On 12-08-29 9:46 PM, Joshua Cranmer wrote:
On 8/29/2012 6:03 PM, Ehsan Akhgari wrote:
Hi everyone,
The Talos regression detection emails caught a number of regressions
during the Monday uplift (see [1] for Aurora and [2] for Beta
regressions). To put things into perspective, I prepared a
spreadsheet of the most notable performance regressions [3] (and
please do take a look at the spreadsheet!).
The way the current situation happens is that many of the developers
ignore the Talos regression emails that go to dev-tree-management, and
in many cases regressions of a few percents slide in without being
tracked. This trend of relatively big performance regressions becomes
more evident every time we do an uplift, which means that 6 weeks
worth of development get compared to the previous version.

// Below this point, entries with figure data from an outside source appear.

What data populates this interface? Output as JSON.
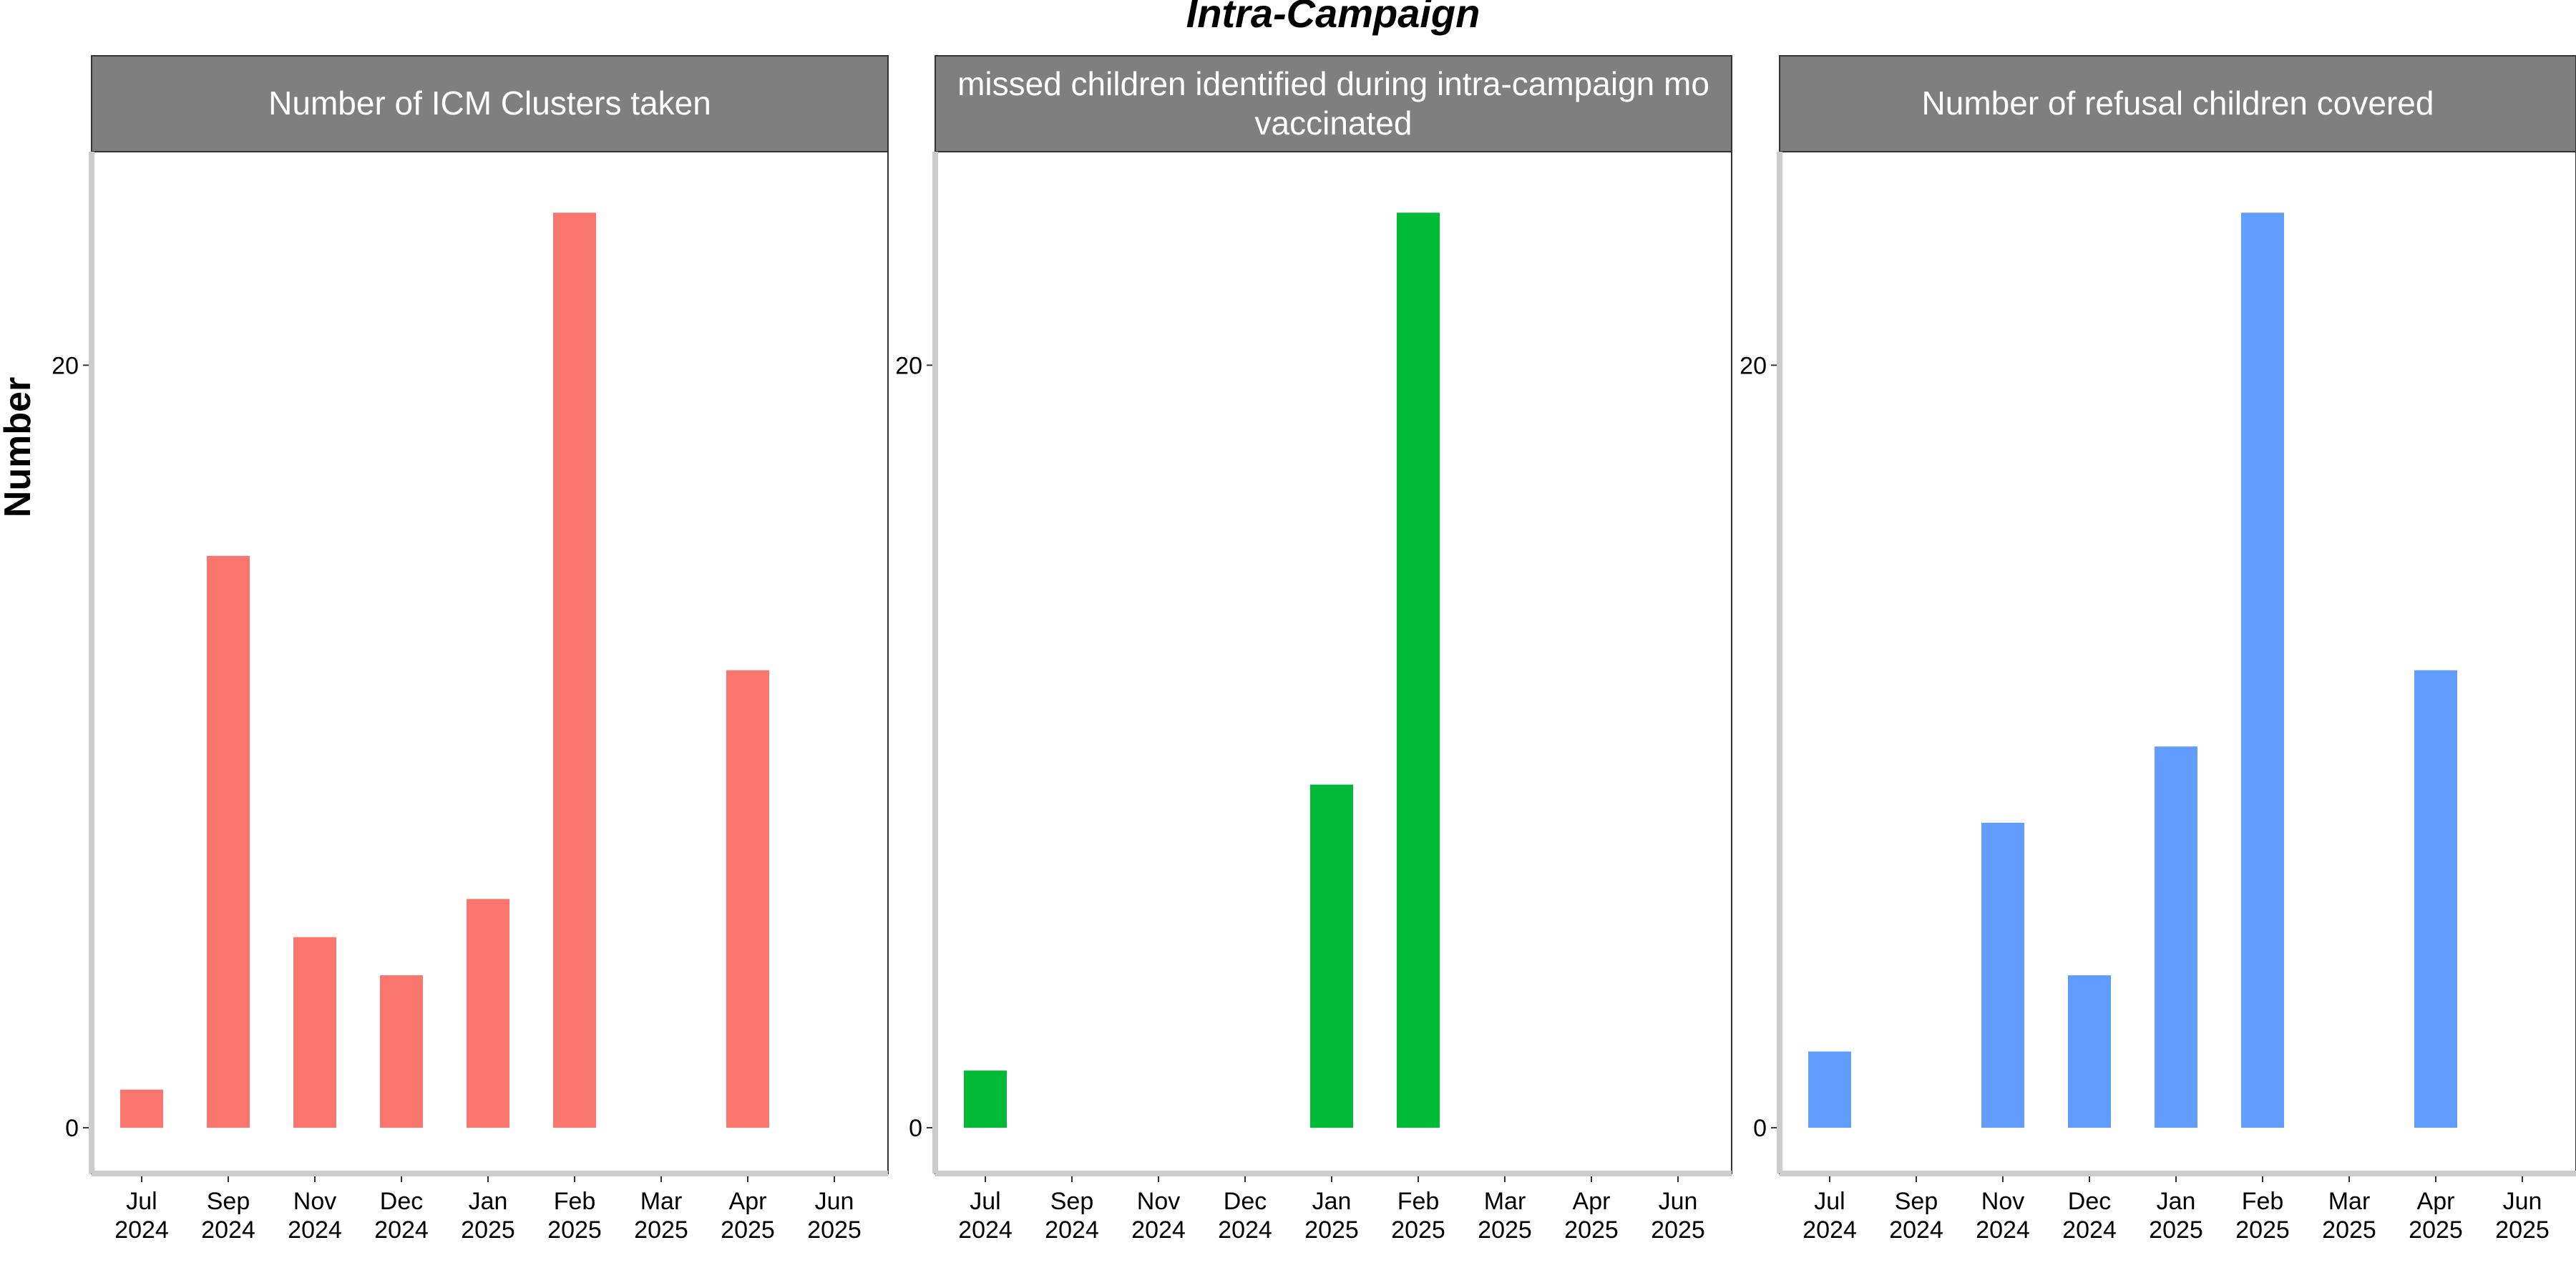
{
  "title": "Intra-Campaign",
  "ylabel": "Number",
  "chart_data": {
    "type": "bar",
    "title": "Intra-Campaign",
    "ylabel": "Number",
    "ylim": [
      -1.2,
      25.6
    ],
    "yticks": [
      0,
      20
    ],
    "categories": [
      "Jul 2024",
      "Sep 2024",
      "Nov 2024",
      "Dec 2024",
      "Jan 2025",
      "Feb 2025",
      "Mar 2025",
      "Apr 2025",
      "Jun 2025"
    ],
    "tick_labels": [
      {
        "line1": "Jul",
        "line2": "2024"
      },
      {
        "line1": "Sep",
        "line2": "2024"
      },
      {
        "line1": "Nov",
        "line2": "2024"
      },
      {
        "line1": "Dec",
        "line2": "2024"
      },
      {
        "line1": "Jan",
        "line2": "2025"
      },
      {
        "line1": "Feb",
        "line2": "2025"
      },
      {
        "line1": "Mar",
        "line2": "2025"
      },
      {
        "line1": "Apr",
        "line2": "2025"
      },
      {
        "line1": "Jun",
        "line2": "2025"
      }
    ],
    "grid": false,
    "legend": "none",
    "panels": [
      {
        "title_lines": [
          "Number of ICM Clusters taken"
        ],
        "color": "#F8766D",
        "values": [
          1,
          15,
          5,
          4,
          6,
          24,
          0,
          12,
          0
        ]
      },
      {
        "title_lines": [
          "missed children identified during intra-campaign mo",
          "vaccinated"
        ],
        "color": "#00BA38",
        "values": [
          1.5,
          0,
          0,
          0,
          9,
          24,
          0,
          0,
          0
        ]
      },
      {
        "title_lines": [
          "Number of refusal children covered"
        ],
        "color": "#619CFF",
        "values": [
          2,
          0,
          8,
          4,
          10,
          24,
          0,
          12,
          0
        ]
      }
    ]
  }
}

Here's another question worth asking: suppose every commit introduces a
very tiny regression. How big would this regression have to be to add up
to a 10% regression over a 6-week cycle? Assuming 400 commits per cycle,
I calculate that you need to consistently have about 0.023% regression
per commit to add up to that 10% regression. 400 commits is much fewer
than the rate we commit at, but it illustrates that some regressions
might not be because of one big regression no one missed but a death by
a thousand papercuts.
We do see regressions which cannot be attributed to a few changesets,
but I think we can all agree that every single changeset contributing
the same amount of performance regression in the 6 week cycle is highly
unlikely. I'm not sure what you're trying to suggest here.